Invertible Matrix Proof by Given that Other is invertible

Question

Given that $A$ is antisymmetric matrix, and $(I + A)$ it is invertible.

I had to prove that $(I - A)$ is also invertible, and I managed to do so, But now given that $$C = (I - A)(I + A)^{-1}$$ I have to prove that $$C^\intercal C = I$$

• Without determinants.

I tried many different ways, First tried to prove that C is invertible and to find it's inverse matrix, also tried to find the inverse of the transposed matrix, I have no clue how to continue...

Thanks.

Answer 1

Lemma: If $AB=I$, then $BA=I$. see here

The antisymmetric matrix $A$ means $A^T=-A$.
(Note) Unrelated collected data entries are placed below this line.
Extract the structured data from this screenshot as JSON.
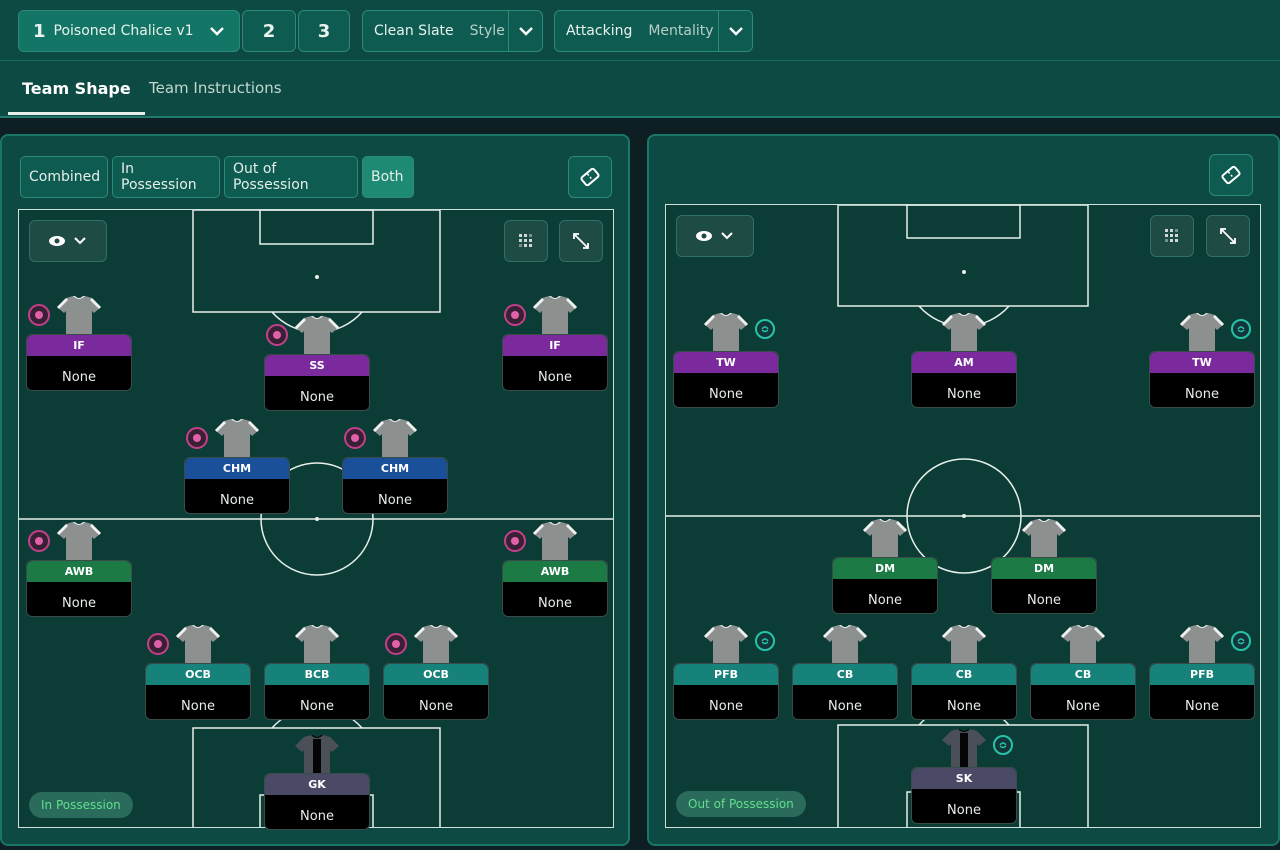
{
  "toolbar": {
    "tactic_slot_1": "1",
    "tactic_name": "Poisoned Chalice v1",
    "tactic_slot_2": "2",
    "tactic_slot_3": "3",
    "style_value": "Clean Slate",
    "style_label": "Style",
    "mentality_value": "Attacking",
    "mentality_label": "Mentality"
  },
  "tabs": [
    "Team Shape",
    "Team Instructions"
  ],
  "left_panel": {
    "segments": [
      "Combined",
      "In Possession",
      "Out of Possession",
      "Both"
    ],
    "active_segment": "Both",
    "pill": "In Possession",
    "players": [
      {
        "role": "IF",
        "duty": "None",
        "color": "#7a2a9c"
      },
      {
        "role": "SS",
        "duty": "None",
        "color": "#7a2a9c"
      },
      {
        "role": "IF",
        "duty": "None",
        "color": "#7a2a9c"
      },
      {
        "role": "CHM",
        "duty": "None",
        "color": "#1a4f9a"
      },
      {
        "role": "CHM",
        "duty": "None",
        "color": "#1a4f9a"
      },
      {
        "role": "AWB",
        "duty": "None",
        "color": "#1c7a45"
      },
      {
        "role": "AWB",
        "duty": "None",
        "color": "#1c7a45"
      },
      {
        "role": "OCB",
        "duty": "None",
        "color": "#17827a"
      },
      {
        "role": "BCB",
        "duty": "None",
        "color": "#17827a"
      },
      {
        "role": "OCB",
        "duty": "None",
        "color": "#17827a"
      },
      {
        "role": "GK",
        "duty": "None",
        "color": "#4b4a66"
      }
    ]
  },
  "right_panel": {
    "pill": "Out of Possession",
    "players": [
      {
        "role": "TW",
        "duty": "None",
        "color": "#7a2a9c"
      },
      {
        "role": "AM",
        "duty": "None",
        "color": "#7a2a9c"
      },
      {
        "role": "TW",
        "duty": "None",
        "color": "#7a2a9c"
      },
      {
        "role": "DM",
        "duty": "None",
        "color": "#1c7a45"
      },
      {
        "role": "DM",
        "duty": "None",
        "color": "#1c7a45"
      },
      {
        "role": "PFB",
        "duty": "None",
        "color": "#17827a"
      },
      {
        "role": "CB",
        "duty": "None",
        "color": "#17827a"
      },
      {
        "role": "CB",
        "duty": "None",
        "color": "#17827a"
      },
      {
        "role": "CB",
        "duty": "None",
        "color": "#17827a"
      },
      {
        "role": "PFB",
        "duty": "None",
        "color": "#17827a"
      },
      {
        "role": "SK",
        "duty": "None",
        "color": "#4b4a66"
      }
    ]
  },
  "icons": {
    "tactic_dropdown": "chevron-down-icon",
    "visibility": "eye-icon",
    "grid": "grid-icon",
    "expand": "expand-icon",
    "settings": "ticket-icon"
  }
}
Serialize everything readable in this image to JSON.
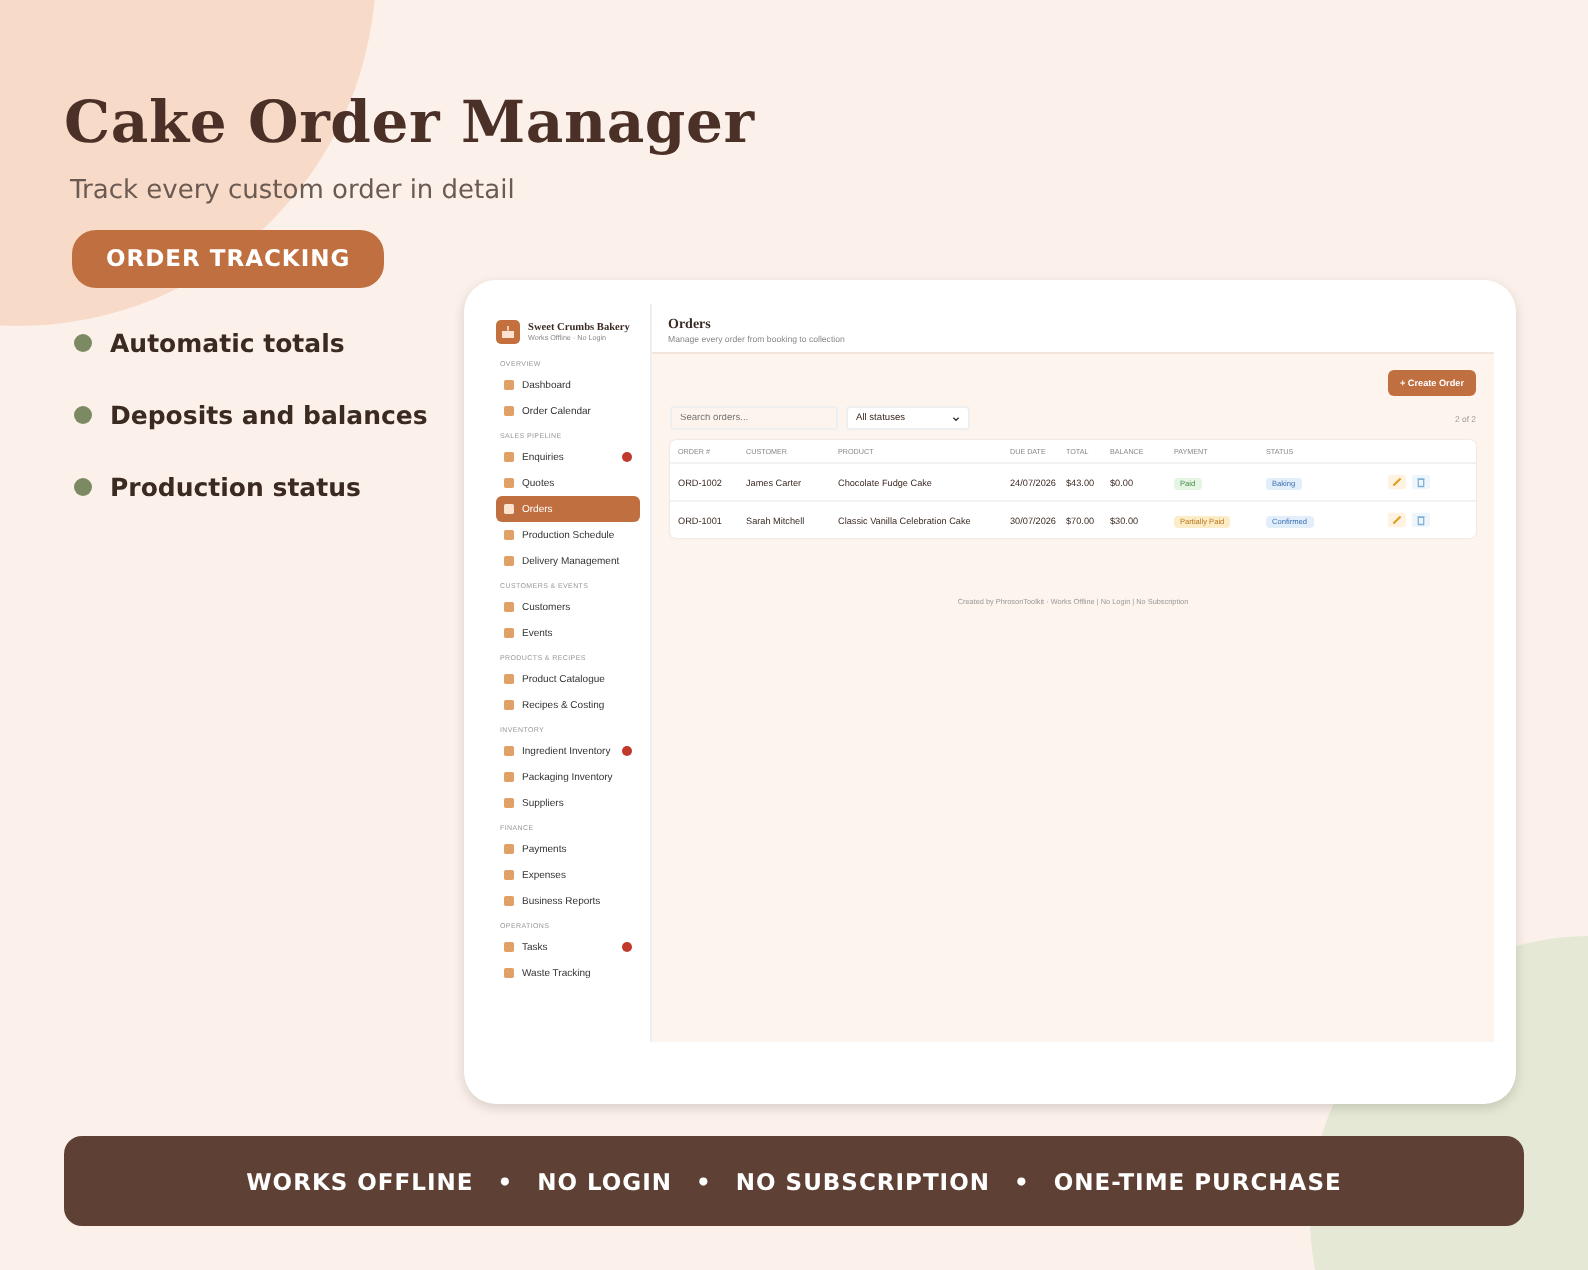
{
  "hero": {
    "title": "Cake Order Manager",
    "subtitle": "Track every custom order in detail",
    "tag": "ORDER TRACKING"
  },
  "features": [
    "Automatic totals",
    "Deposits and balances",
    "Production status"
  ],
  "app": {
    "brand": {
      "name": "Sweet Crumbs Bakery",
      "subtitle": "Works Offline · No Login"
    },
    "nav": [
      {
        "title": "OVERVIEW",
        "items": [
          {
            "label": "Dashboard",
            "selected": false,
            "badge": false
          },
          {
            "label": "Order Calendar",
            "selected": false,
            "badge": false
          }
        ]
      },
      {
        "title": "SALES PIPELINE",
        "items": [
          {
            "label": "Enquiries",
            "selected": false,
            "badge": true
          },
          {
            "label": "Quotes",
            "selected": false,
            "badge": false
          },
          {
            "label": "Orders",
            "selected": true,
            "badge": false
          },
          {
            "label": "Production Schedule",
            "selected": false,
            "badge": false
          },
          {
            "label": "Delivery Management",
            "selected": false,
            "badge": false
          }
        ]
      },
      {
        "title": "CUSTOMERS & EVENTS",
        "items": [
          {
            "label": "Customers",
            "selected": false,
            "badge": false
          },
          {
            "label": "Events",
            "selected": false,
            "badge": false
          }
        ]
      },
      {
        "title": "PRODUCTS & RECIPES",
        "items": [
          {
            "label": "Product Catalogue",
            "selected": false,
            "badge": false
          },
          {
            "label": "Recipes & Costing",
            "selected": false,
            "badge": false
          }
        ]
      },
      {
        "title": "INVENTORY",
        "items": [
          {
            "label": "Ingredient Inventory",
            "selected": false,
            "badge": true
          },
          {
            "label": "Packaging Inventory",
            "selected": false,
            "badge": false
          },
          {
            "label": "Suppliers",
            "selected": false,
            "badge": false
          }
        ]
      },
      {
        "title": "FINANCE",
        "items": [
          {
            "label": "Payments",
            "selected": false,
            "badge": false
          },
          {
            "label": "Expenses",
            "selected": false,
            "badge": false
          },
          {
            "label": "Business Reports",
            "selected": false,
            "badge": false
          }
        ]
      },
      {
        "title": "OPERATIONS",
        "items": [
          {
            "label": "Tasks",
            "selected": false,
            "badge": true
          },
          {
            "label": "Waste Tracking",
            "selected": false,
            "badge": false
          }
        ]
      }
    ],
    "page": {
      "title": "Orders",
      "subtitle": "Manage every order from booking to collection",
      "create_button": "+ Create Order",
      "search_placeholder": "Search orders...",
      "status_filter": "All statuses",
      "count": "2 of 2"
    },
    "columns": [
      "ORDER #",
      "CUSTOMER",
      "PRODUCT",
      "DUE DATE",
      "TOTAL",
      "BALANCE",
      "PAYMENT",
      "STATUS"
    ],
    "rows": [
      {
        "order": "ORD-1002",
        "customer": "James Carter",
        "product": "Chocolate Fudge Cake",
        "due": "24/07/2026",
        "total": "$43.00",
        "balance": "$0.00",
        "payment": {
          "label": "Paid",
          "kind": "paid"
        },
        "status": {
          "label": "Baking",
          "kind": "info"
        }
      },
      {
        "order": "ORD-1001",
        "customer": "Sarah Mitchell",
        "product": "Classic Vanilla Celebration Cake",
        "due": "30/07/2026",
        "total": "$70.00",
        "balance": "$30.00",
        "payment": {
          "label": "Partially Paid",
          "kind": "partial"
        },
        "status": {
          "label": "Confirmed",
          "kind": "info"
        }
      }
    ],
    "footer": "Created by PhrosonToolkit · Works Offline | No Login | No Subscription"
  },
  "banner": {
    "items": [
      "WORKS OFFLINE",
      "NO LOGIN",
      "NO SUBSCRIPTION",
      "ONE-TIME PURCHASE"
    ],
    "separator": "•"
  }
}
We first check the value of $CC^T$: \begin{equation} \begin{aligned} CC^T&=(I-A)(I+A)^{-1}(I+A^T)^{-1}(I-A^T)\\ &=(I-A)(I+A)^{-1}(I-A)^{-1}(I+A)\\ &=(I-A)(I-A^2)^{-1}(I+A) \end{aligned} \end{equation}

It follows from $(I+A)(I-A)(I-A^2)^{-1}=(I-A^2)(I-A^2)^{-1}=I$ and the above lemma that$$(I-A)(I-A^2)^{-1}(I+A)=I.$$

Therefore, $CC^T=I$. Furthermore, $C^TC=I$.